With their Geordie wit, boyish looks and spiky rapport, Ant McPartlin and Declan Donnelly have achieved massive success despite no one being sure which is which. Telling them apart proves no easier in sci-fi farce Alien Autopsy, as they both give equally inept performances as a couple of British chancers who make a mint from a bogus Roswell tape. Too banal for adults, too gruesome for kids, Jonny Campbell's film delivers some queasy laughs but ultimately proves as stiff as the titular ET.
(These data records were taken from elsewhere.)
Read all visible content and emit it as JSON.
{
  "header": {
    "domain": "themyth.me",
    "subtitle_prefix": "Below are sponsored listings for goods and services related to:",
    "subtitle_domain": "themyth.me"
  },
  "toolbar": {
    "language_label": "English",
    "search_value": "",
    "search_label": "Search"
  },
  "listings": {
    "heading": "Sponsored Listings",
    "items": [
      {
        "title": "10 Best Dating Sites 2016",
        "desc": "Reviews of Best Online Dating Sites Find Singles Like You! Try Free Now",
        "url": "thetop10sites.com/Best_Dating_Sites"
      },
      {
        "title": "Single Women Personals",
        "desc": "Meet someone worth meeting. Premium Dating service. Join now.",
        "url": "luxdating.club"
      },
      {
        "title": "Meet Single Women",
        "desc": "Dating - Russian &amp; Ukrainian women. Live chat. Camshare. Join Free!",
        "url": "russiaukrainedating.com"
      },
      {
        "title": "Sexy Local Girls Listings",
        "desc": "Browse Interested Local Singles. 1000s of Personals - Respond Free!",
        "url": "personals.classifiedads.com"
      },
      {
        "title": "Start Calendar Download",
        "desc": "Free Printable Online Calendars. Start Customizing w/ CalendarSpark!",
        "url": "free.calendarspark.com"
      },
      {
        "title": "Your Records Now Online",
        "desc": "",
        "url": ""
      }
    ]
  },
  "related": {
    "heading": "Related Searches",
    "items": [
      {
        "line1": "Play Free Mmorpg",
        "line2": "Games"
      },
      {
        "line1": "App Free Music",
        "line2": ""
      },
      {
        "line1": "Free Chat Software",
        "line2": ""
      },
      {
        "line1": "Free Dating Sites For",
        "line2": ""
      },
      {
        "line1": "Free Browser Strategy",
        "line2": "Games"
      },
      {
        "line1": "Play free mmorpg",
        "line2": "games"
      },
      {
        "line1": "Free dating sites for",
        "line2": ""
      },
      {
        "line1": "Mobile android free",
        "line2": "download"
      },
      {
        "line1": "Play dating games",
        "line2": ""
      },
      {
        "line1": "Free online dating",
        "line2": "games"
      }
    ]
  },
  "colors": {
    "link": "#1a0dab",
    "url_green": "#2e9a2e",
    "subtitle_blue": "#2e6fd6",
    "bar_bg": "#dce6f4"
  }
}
Through a tortuous chain of events, video pirate Ray Santilli (Donnelly) comes into possession of top-secret footage of an alien autopsy conducted at a US military base in New Mexico in 1947. No sooner has he promised the print to a psychotic German drug baron (Gotz Otto) however, than it starts to decompose - forcing Ray and best friend Gary (McPartlin) to recreate the material from scratch using a tailor's dummy, some raw sausages and a haggis.
"DRAGS LIKE ONE OF ITS STARS' GAME SHOWS"
With fainting extras, slippery innards and dotty relatives popping in and out of shot, this central sequence is the highpoint of Campbell's movie. The remainder, though - clumsily related in flashback to Bill Pullman's sceptical documentary-maker - drags like one of its stars' game shows, involving much pointless flying across the Atlantic and a romantic subplot that predictably has Ant or Dec competing for the affections of the same woman (Nichole Hiltz). All in all, it's a most peculiar vehicle for the Byker Grove duo that will probably lose them more fans than it gains.